Forward’s database

Relational databases are automatically built to hold analysis results for any experiment. This is done using SQLAlchemy an Object Relational Mapper for Python. This package makes it easy to use one of the many supported RDBMS backends while writing technology agnostic code. It also maps database entries to Python objects which makes the integration seamless and facilitates some technical aspects.

This section describes the different Python classes that will get translated to database tables.

Variant table

class forward.genotype.Variant(**kwargs)[source]

ORM Variant object.

Column Description Type
name The variant’s name (e.g. rs12356) String(25)
chrom The chromosome (e.g. ‘3’ or ‘X’) String(15)
pos The variant’s position on the chromosome Integer
mac Minor allele count (e.g. 125) Integer
minor Least common allele (e.g. ‘T’) String(10)
major Most common allele (e.g. ‘C’) String(10)
n_missing Number of missing genotypes for this variant Integer
n_non_missing Number of non-missing genotypes for this variant Integer

Computed fields:

  • maf: mac / (2 \(\cdot\) n non missing)
  • completion_rate: n non missing / (n non missing + n missing)

Results tables

class forward.experiment.ExperimentResult(**kwargs)[source]

SQLAlchemy class to handle experimental results.

Column Description Type
pk The primary key (autoincrement) Integer
tested_entity Either ‘variant’ or ‘snp-set’ depending on the test. Enum
results_type Polymorphic identity to identify (default: ‘GenericResults’) String(25)
task_name Name of the task String(25)
entity_name Variant or snp set identifier String(25)
phenotype Tested outcome String(30)
significance Significance value (e.g. p-value) Float
coefficient Effect coefficient (e.g. beta) Float
test_statistic Statistical test statistic (e.g. t-test statistic) Float
standard_error Standard error of the coefficient Float
confidence_interval_min Lower bound of the 95% CI on the coefficient Float
confidence_interval_max Higher bound of the 95% CI on the coefficient Float

Todo

This could potentially be refactored so that tested_entity is a foreign key to the forward.genotype.Variant class. This would require using concrete table inheritance.
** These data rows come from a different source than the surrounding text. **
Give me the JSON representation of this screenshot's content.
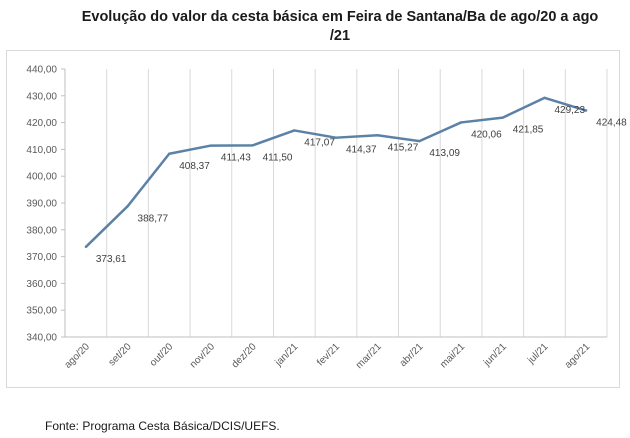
{
  "chart_data": {
    "type": "line",
    "title": "Evolução do valor da cesta básica em Feira de Santana/Ba de ago/20 a ago /21",
    "categories": [
      "ago/20",
      "set/20",
      "out/20",
      "nov/20",
      "dez/20",
      "jan/21",
      "fev/21",
      "mar/21",
      "abr/21",
      "mai/21",
      "jun/21",
      "jul/21",
      "ago/21"
    ],
    "series": [
      {
        "values": [
          373.61,
          388.77,
          408.37,
          411.43,
          411.5,
          417.07,
          414.37,
          415.27,
          413.09,
          420.06,
          421.85,
          429.23,
          424.48
        ]
      }
    ],
    "data_labels": [
      "373,61",
      "388,77",
      "408,37",
      "411,43",
      "411,50",
      "417,07",
      "414,37",
      "415,27",
      "413,09",
      "420,06",
      "421,85",
      "429,23",
      "424,48"
    ],
    "y_ticks": [
      "340,00",
      "350,00",
      "360,00",
      "370,00",
      "380,00",
      "390,00",
      "400,00",
      "410,00",
      "420,00",
      "430,00",
      "440,00"
    ],
    "ylim": [
      340,
      440
    ],
    "grid": "vertical",
    "legend": "none",
    "line_color": "#5b82a6",
    "grid_color": "#d9d9d9",
    "axis_color": "#bfbfbf"
  },
  "source": "Fonte: Programa Cesta Básica/DCIS/UEFS."
}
class forward.tasks.LinearTestResults(**kwargs)[source]

Table for extra statistical reporting for linear regression.

Column Description Type
pk The primary key, the same as the experiment.ExperimentResult Integer
adjusted_r_squared The adjusted R squared as reported by statsmodels Float
std_beta The standardized effect size. This is for \(x, y \sim \mathcal{N}(0,1)\) Float
std_beta_min Lower bound of the 95% CI for the standardized Beta Float
std_beta_max Higher bound of the 95% CI Float

It is interesting to report the standardized beta to easily compare the effect size between different outcomes (that have different units). We will also report the coefficient of determination (R^2) that reports the fraction of explained variance.